No dia seguinte, três mulheres em uniforme foram buscá-la no salão de beleza de sua mãe. Disseram-lhes que Gaddafi queria vê-la e "dar-lhe alguns presentes".
"Como suspeitar de algo? Ele era o herói, o príncipe de Sirte", disse Safia ao "Monde". Gaddafi tinha então 62 anos. Ela foi levada até uma caravana no deserto onde estava o ditador.
Segundo ela, outras 20 mulheres -que tinham entre 18 e 19 anos- viviam ali à disposição do ditador. Safia recebeu lenços e roupas sensuais e lhe ensinaram a dançar e a fazer striptease, assim como "outros deveres".

A PRIMEIRA NOITE
Nas três primeiras noites, Safia dançou sozinha para Gaddafi. Ele a observou, mas não a tocou. Até que disse: "Você vai ser minha puta". A caravana rumou para Sirte.
Na noite seguinte, ele a estuprou. Ela lutou. Ele bateu nela, puxou seus cabelos. Safia tentou fugir, mas foi impedida. "Ele continuou nos dias seguintes. Tornei-me sua escrava sexual. Ele me estuprou por cinco anos."
Gaddafi também a obrigava a fumar, a tomar uísque e a usar cocaína. "Para Muammar, [as jovens] eram simples objetos sexuais", diz Safia.
Segundo ela, Gaddafi também mantinha relações sexuais com homens e vivia sob efeito de cocaína.
E organizava festas à moda bunga-bunga com modelos italianas, belgas e africanas, "apreciadas" pelos filhos do coronel e outros homens.

A FUGA E O CASAMENTO
Cansado de vê-la deprimida, Gaddafi autorizou por três vezes que ela fizesse breves visitas à sua família, usando um carro do palácio.
Na quarta saída, em 2009, Safia fugiu com a ajuda de seu pai. Disfarçou-se como idosa e foi para o aeroporto. De lá, voou para a França.
Ela ficou um ano fora do país, antes de retornar para a Líbia, clandestinamente. Em abril de 2011, Safia fugiu para a Tunísia, onde se casou em segredo. Ela tinha esperanças de um dia viver com o marido em Malta ou na Itália.
"Quando vi o cadáver de Gaddafi exposto à multidão, senti um breve prazer. Depois, veio um gosto amargo na boca", relatou ao jornal francês. Safia queria que Gaddafi não tivesse sido morto, mas sim preso e julgado por um tribunal internacional.
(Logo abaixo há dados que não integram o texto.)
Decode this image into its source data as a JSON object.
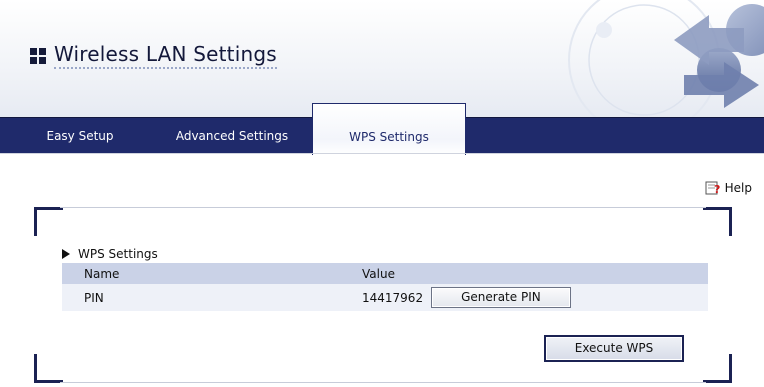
{
  "header": {
    "title": "Wireless LAN Settings"
  },
  "nav": {
    "tabs": [
      {
        "label": "Easy Setup",
        "active": false
      },
      {
        "label": "Advanced Settings",
        "active": false
      },
      {
        "label": "WPS Settings",
        "active": true
      }
    ]
  },
  "help": {
    "label": "Help",
    "icon": "help-book-icon"
  },
  "section": {
    "title": "WPS Settings",
    "table": {
      "columns": [
        "Name",
        "Value"
      ],
      "rows": [
        {
          "name": "PIN",
          "value": "14417962",
          "button_label": "Generate PIN"
        }
      ]
    },
    "execute_label": "Execute WPS"
  },
  "colors": {
    "navbar": "#1f2a6b",
    "table_header": "#cad2e7",
    "table_row": "#eef1f8",
    "frame": "#1b2253"
  }
}
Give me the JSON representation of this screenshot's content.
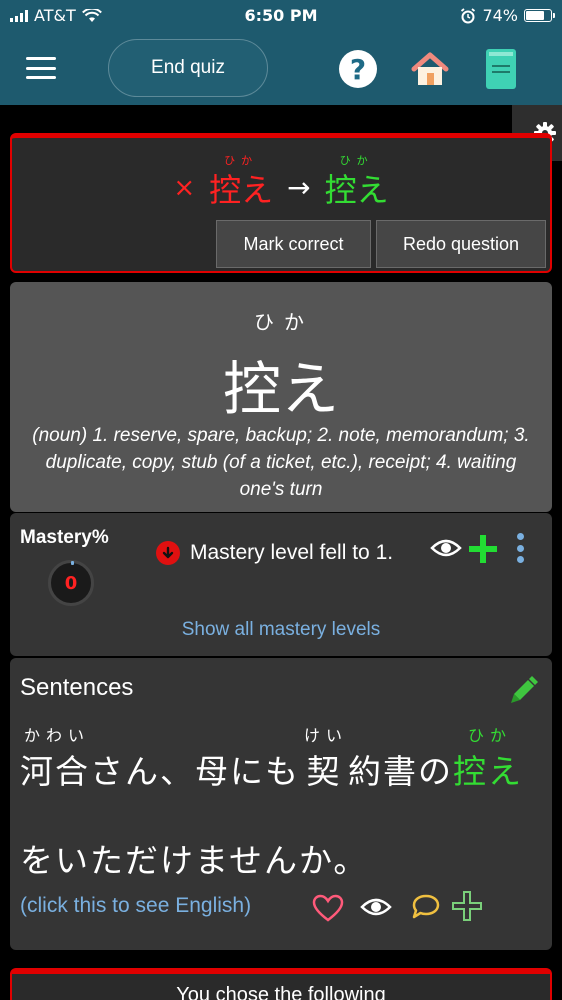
{
  "status_bar": {
    "carrier": "AT&T",
    "time": "6:50 PM",
    "battery_percent_label": "74%",
    "battery_level": 0.74
  },
  "nav": {
    "end_quiz_label": "End quiz",
    "help_glyph": "?",
    "icons": [
      "hamburger-menu-icon",
      "help-icon",
      "home-icon",
      "notebook-icon"
    ]
  },
  "settings": {
    "icon": "gear-icon"
  },
  "result": {
    "wrong_mark": "×",
    "given_answer": {
      "furigana": "ひか",
      "word": "控え"
    },
    "arrow": "→",
    "correct_answer": {
      "furigana": "ひか",
      "word": "控え"
    },
    "mark_correct_label": "Mark correct",
    "redo_label": "Redo question"
  },
  "word": {
    "furigana": "ひか",
    "kanji": "控え",
    "definition": "(noun) 1. reserve, spare, backup; 2. note, memorandum; 3. duplicate, copy, stub (of a ticket, etc.), receipt; 4. waiting one's turn"
  },
  "mastery": {
    "label": "Mastery%",
    "value": "0",
    "message": "Mastery level fell to 1.",
    "show_all_label": "Show all mastery levels"
  },
  "sentences": {
    "title": "Sentences",
    "segments": [
      {
        "furigana": "かわい",
        "text": "河合"
      },
      {
        "furigana": "",
        "text": "さん、母にも"
      },
      {
        "furigana": "けい",
        "text": "契"
      },
      {
        "furigana": "",
        "text": "約書の"
      },
      {
        "furigana": "ひか",
        "text": "控え"
      }
    ],
    "line2": "をいただけませんか。",
    "english_link": "(click this to see English)"
  },
  "bottom": {
    "text": "You chose the following"
  },
  "colors": {
    "header": "#1e5a6e",
    "wrong": "#ff2222",
    "correct": "#33dd33",
    "link": "#7ab0e0",
    "panel_border": "#e00000"
  }
}
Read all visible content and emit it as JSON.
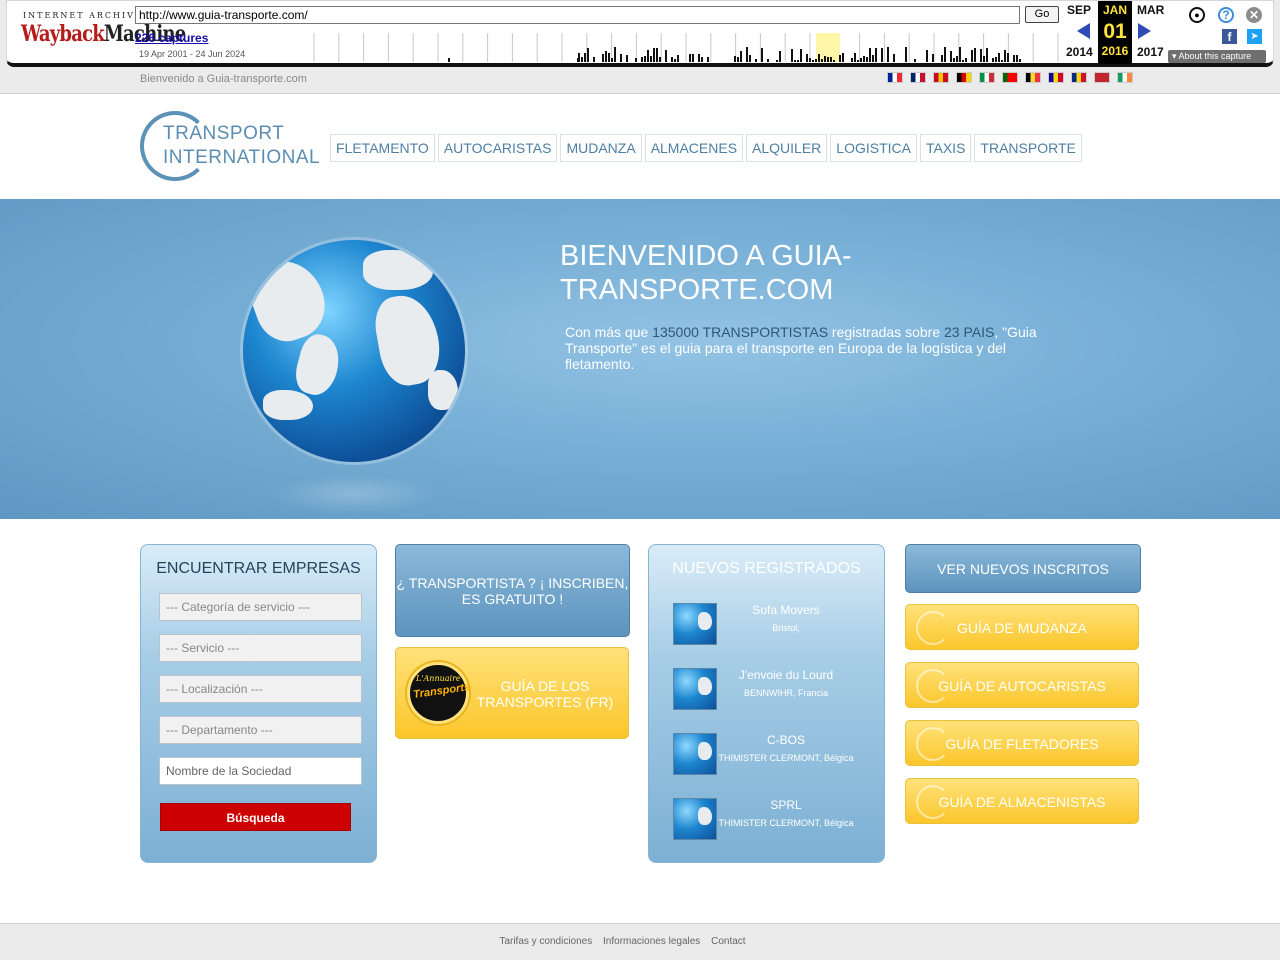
{
  "wayback": {
    "logo_top": "INTERNET ARCHIVE",
    "logo_main_a": "Wayback",
    "logo_main_b": "Machine",
    "url": "http://www.guia-transporte.com/",
    "go_label": "Go",
    "captures": "226 captures",
    "date_range": "19 Apr 2001 - 24 Jun 2024",
    "prev": {
      "month": "SEP",
      "year": "2014"
    },
    "current": {
      "month": "JAN",
      "day": "01",
      "year": "2016"
    },
    "next": {
      "month": "MAR",
      "year": "2017"
    },
    "about_label": "About this capture",
    "icons": [
      "user-icon",
      "help-icon",
      "close-icon",
      "facebook-icon",
      "twitter-icon"
    ],
    "accent_color": "#ffe43a"
  },
  "topbar": {
    "welcome": "Bienvenido a Guia-transporte.com",
    "flags": [
      {
        "lang": "fr",
        "colors": [
          "#002395",
          "#ffffff",
          "#ed2939"
        ]
      },
      {
        "lang": "en",
        "colors": [
          "#012169",
          "#ffffff",
          "#c8102e"
        ]
      },
      {
        "lang": "es",
        "colors": [
          "#c60b1e",
          "#ffc400",
          "#c60b1e"
        ]
      },
      {
        "lang": "de",
        "colors": [
          "#000000",
          "#dd0000",
          "#ffce00"
        ]
      },
      {
        "lang": "it",
        "colors": [
          "#009246",
          "#ffffff",
          "#ce2b37"
        ]
      },
      {
        "lang": "pt",
        "colors": [
          "#006600",
          "#ff0000",
          "#ff0000"
        ]
      },
      {
        "lang": "be",
        "colors": [
          "#000000",
          "#fdda24",
          "#ef3340"
        ]
      },
      {
        "lang": "ad",
        "colors": [
          "#10069f",
          "#fedd00",
          "#d50032"
        ]
      },
      {
        "lang": "ro",
        "colors": [
          "#002b7f",
          "#fcd116",
          "#ce1126"
        ]
      },
      {
        "lang": "ma",
        "colors": [
          "#c1272d",
          "#c1272d",
          "#c1272d"
        ]
      },
      {
        "lang": "ie",
        "colors": [
          "#169b62",
          "#ffffff",
          "#ff883e"
        ]
      }
    ]
  },
  "header": {
    "logo_line1": "TRANSPORT",
    "logo_line2": "INTERNATIONAL",
    "nav": [
      "FLETAMENTO",
      "AUTOCARISTAS",
      "MUDANZA",
      "ALMACENES",
      "ALQUILER",
      "LOGISTICA",
      "TAXIS",
      "TRANSPORTE"
    ]
  },
  "hero": {
    "title": "BIENVENIDO A GUIA-TRANSPORTE.COM",
    "text_pre": "Con más que ",
    "text_hl1": "135000 TRANSPORTISTAS",
    "text_mid": " registradas sobre ",
    "text_hl2": "23 PAIS",
    "text_post": ", \"Guia Transporte\" es el guia para el transporte en Europa de la logística y del fletamento."
  },
  "search": {
    "title": "ENCUENTRAR EMPRESAS",
    "category": "--- Categoría de servicio ---",
    "service": "--- Servicio ---",
    "location": "--- Localización ---",
    "department": "--- Departamento ---",
    "company_placeholder": "Nombre de la Sociedad",
    "button": "Búsqueda"
  },
  "signup": {
    "label": "¿ TRANSPORTISTA ? ¡ INSCRIBEN, ES GRATUITO !"
  },
  "guide_fr": {
    "label": "GUÍA DE LOS TRANSPORTES (FR)",
    "badge_a": "L'Annuaire",
    "badge_b": "Transports"
  },
  "new_registered": {
    "title": "NUEVOS REGISTRADOS",
    "items": [
      {
        "name": "Sofa Movers",
        "location": "Bristol,"
      },
      {
        "name": "J'envoie du Lourd",
        "location": "BENNWIHR, Francia"
      },
      {
        "name": "C-BOS",
        "location": "THIMISTER CLERMONT, Bélgica"
      },
      {
        "name": "SPRL",
        "location": "THIMISTER CLERMONT, Bélgica"
      }
    ]
  },
  "right_buttons": {
    "new_inscribed": "VER NUEVOS INSCRITOS",
    "guides": [
      "GUÍA DE MUDANZA",
      "GUÍA DE AUTOCARISTAS",
      "GUÍA DE FLETADORES",
      "GUÍA DE ALMACENISTAS"
    ]
  },
  "footer": {
    "links": [
      "Tarifas y condiciones",
      "Informaciones legales",
      "Contact"
    ]
  },
  "colors": {
    "brand_blue": "#5b8db3",
    "search_button": "#cc0000",
    "guide_yellow": "#fbc62b"
  }
}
"Eu estava me preparando para enfrentá-lo e perguntar, olhos nos olhos: Por que você fez isso comigo? Por que me violentou? Por que me espancou, drogou, xingou? Por que roubou minha vida?"
Belíssima, entre vários acessos de choro, Safia diz ao repórter do "Monde" que se sente "como se tivesse 40 anos." Mas ela tem apenas 22.